De nombreux mariages entre conjoints de même sexe célébrés au Canada depuis les années 2000 pourraient être invalides, si on se fie aux arguments avancés par le gouvernement Harper dans un bras de fer juridique.

Les avocats du gouvernement fédéral s'opposent devant une cour de Toronto à ce que les partenaires d'un couple de lesbiennes qui demeurent en Floride et en Angleterre obtiennent le divorce, au motif que leur mariage n'a jamais été légal au Canada.

Le couple, qui s'est marié en Ontario en 2005, cherche à faire déclarer constitutionnellement invalide la règle qui empêche tous les conjoints (de même sexe ou non) d'entamer de telles procédures s'ils n'habitent pas au pays depuis au moins un an. Leur avocate, Martha McCarthy, affirme que ses clients ne sont pas en position de déménager ici et qu'ils ne peuvent officialiser leur rupture nulle part ailleurs.

Le gouvernement a répondu en affirmant que cette règle était bel et bien valide. Le procureur fédéral au dossier, Sean Gaudet, a renchéri en disant que de toute manière, la Cour supérieure de l'Ontario n'était pas compétente pour entendre le litige, «parce que les requérants ne sont pas légalement mariés en vertu du droit canadien».

Pour qu'un tel mariage soit reconnu, a poursuivi le procureur dans sa procédure rédigée en anglais, la loi du lieu où le couple réside doit permettre une telle union. Or, «dans ce cas-ci, aucun des deux ne pouvait légalement se marier avec une personne du même sexe en vertu de la loi de leur lieu de résidence respectif - la Floride et le Royaume-Uni»,a-t-il noté.

«En conséquence, leur mariage n'est pas légalement valide au Canada.»

Cette position, reprise en page Une du Globe and Mail jeudi matin, a fait bondir les partis d'opposition à Ottawa et des groupes de défense des droits des conjoints de même sexe. Selon eux, il s'agit d'un revirement de situation injustifiable, qui met en péril les acquis de plusieurs conjoints de même sexe qui sont placés dans la même situation.

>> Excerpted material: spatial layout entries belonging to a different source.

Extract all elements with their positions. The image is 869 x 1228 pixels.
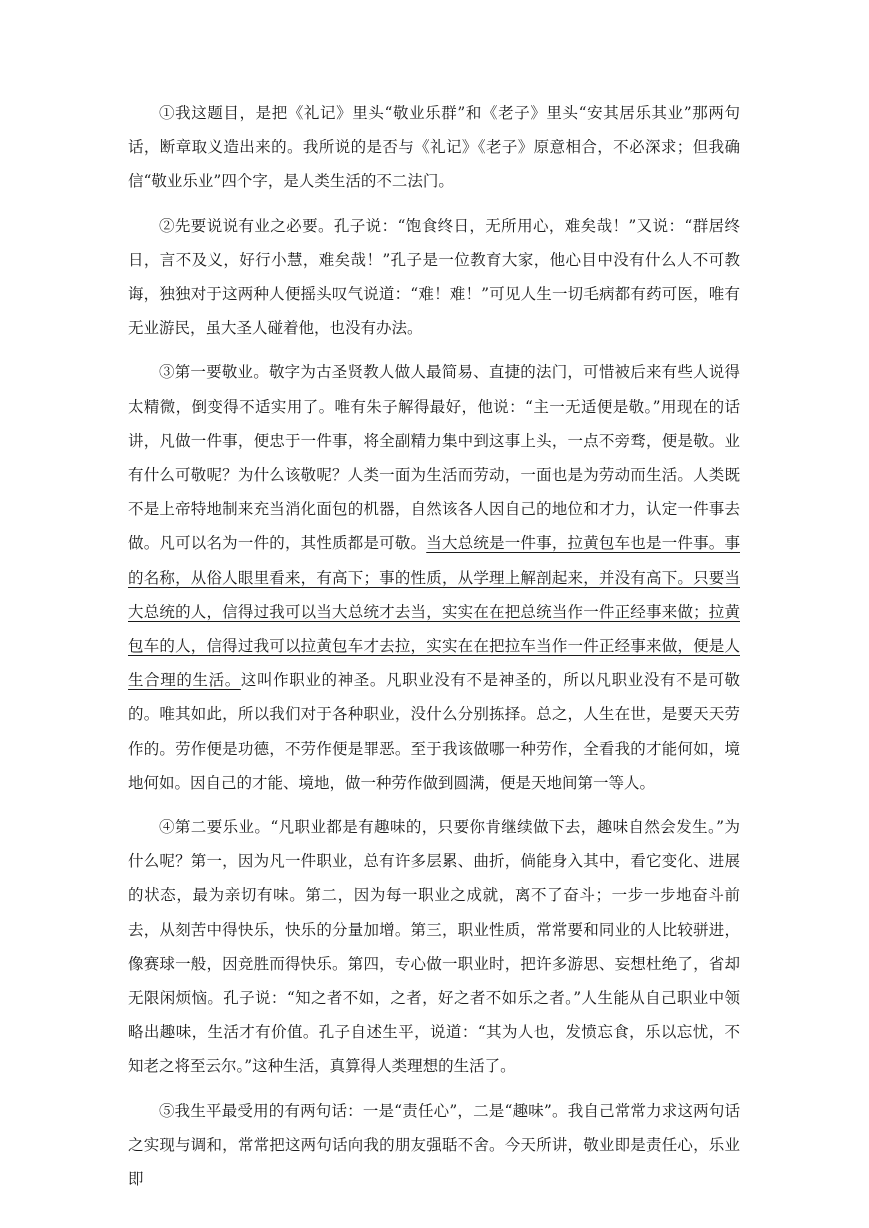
paragraph-1-text: ①我这题目，是把《礼记》里头“敬业乐群”和《老子》里头“安其居乐其业”那两句话，断章取义造出来的。我所说的是否与《礼记》《老子》原意相合，不必深求；但我确信“敬业乐业”四个字，是人类生活的不二法门。: [128, 104, 740, 191]
paragraph-4: [128, 810, 740, 1084]
paragraph-3-underlined-passage: 当大总统是一件事，拉黄包车也是一件事。事的名称，从俗人眼里看来，有高下；事的性质，从学理上解剖起来，并没有高下。只要当大总统的人，信得过我可以当大总统才去当，实实在在把总统当作一件正经事来做；拉黄包车的人，信得过我可以拉黄包车才去拉，实实在在把拉车当作一件正经事来做，便是人生合理的生活。: [128, 534, 740, 690]
paragraph-3-text-a: ③第一要敬业。敬字为古圣贤教人做人最简易、直捷的法门，可惜被后来有些人说得太精微，倒变得不适实用了。唯有朱子解得最好，他说：“主一无适便是敬。”用现在的话讲，凡做一件事，便忠于一件事，将全副精力集中到这事上头，一点不旁骛，便是敬。业有什么可敬呢？为什么该敬呢？人类一面为生活而劳动，一面也是为劳动而生活。人类既不是上帝特地制来充当消化面包的机器，自然该各人因自己的地位和才力，认定一件事去做。凡可以名为一件的，其性质都是可敬。: [128, 363, 740, 553]
paragraph-3: [128, 355, 740, 800]
text-column: [128, 96, 740, 1206]
paragraph-3-text-b: 这叫作职业的神圣。凡职业没有不是神圣的，所以凡职业没有不是可敬的。唯其如此，所以我们对于各种职业，没什么分别拣择。总之，人生在世，是要天天劳作的。劳作便是功德，不劳作便是罪恶。至于我该做哪一种劳作，全看我的才能何如，境地何如。因自己的才能、境地，做一种劳作做到圆满，便是天地间第一等人。: [128, 671, 740, 792]
paragraph-4-text: ④第二要乐业。“凡职业都是有趣味的，只要你肯继续做下去，趣味自然会发生。”为什么呢？第一，因为凡一件职业，总有许多层累、曲折，倘能身入其中，看它变化、进展的状态，最为亲切有味。第二，因为每一职业之成就，离不了奋斗；一步一步地奋斗前去，从刻苦中得快乐，快乐的分量加增。第三，职业性质，常常要和同业的人比较骈进，像赛球一般，因竞胜而得快乐。第四，专心做一职业时，把许多游思、妄想杜绝了，省却无限闲烦恼。孔子说：“知之者不如，之者，好之者不如乐之者。”人生能从自己职业中领略出趣味，生活才有价值。孔子自述生平，说道：“其为人也，发愤忘食，乐以忘忧，不知老之将至云尔。”这种生活，真算得人类理想的生活了。: [128, 818, 740, 1076]
paragraph-5: [128, 1094, 740, 1197]
paragraph-1: [128, 96, 740, 199]
paragraph-2-text: ②先要说说有业之必要。孔子说：“饱食终日，无所用心，难矣哉！”又说：“群居终日，言不及义，好行小慧，难矣哉！”孔子是一位教育大家，他心目中没有什么人不可教诲，独独对于这两种人便摇头叹气说道：“难！难！”可见人生一切毛病都有药可医，唯有无业游民，虽大圣人碰着他，也没有办法。: [128, 216, 740, 338]
paragraph-2: [128, 209, 740, 346]
paragraph-5-text: ⑤我生平最受用的有两句话：一是“责任心”，二是“趣味”。我自己常常力求这两句话之实现与调和，常常把这两句话向我的朋友强聒不舍。今天所讲，敬业即是责任心，乐业即: [128, 1101, 740, 1189]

Environ 5000 des 15 000 mariages entre conjoints de même sexe qui ont été célébrés au Canada depuis les années 2000 impliqueraient des couples qui vivent à l'étranger.

Clarification de la loi

Le NPD a réclamé du gouvernement qu'il clarifie sa loi pour éviter les injustices découlant d'une telle situation.

Dans une brève déclaration faite en fin de journée, le ministre fédéral de la Justice, Rob Nicholson, a promis de «regarder les options disponibles pour clarifier la loi afin que les mariages ayant lieu au Canada puissent être défaits au Canada».

«Je veux être très clair sur le fait que notre gouvernement n'a pas l'intention de rouvrir le débat sur la définition du mariage», a-t-il déclaré, reprenant en substance ce que le premier ministre Stephen Harper avait affirmé quelques heures plus tôt, à Halifax.

«Le cas mentionné dans les médias aujourd'hui implique le fait que, sous la loi actuelle, certains mariages ayant lieu au Canada ne peuvent pas être dissous au Canada».

Plus tôt dans la journée, le chef libéral Bob Rae et l'organisme Égale Canada avait dénoncé l'approche sournoise du gouvernement dans cette affaire. «Ça me déçoit beaucoup, a dit M. Leckey, un professeur de droit à l'Université McGill. Le gouvernement Harper prend des mesures très sournoises pour s'opposer à l'égalité des gais et des lesbiennes en matière de mariage.»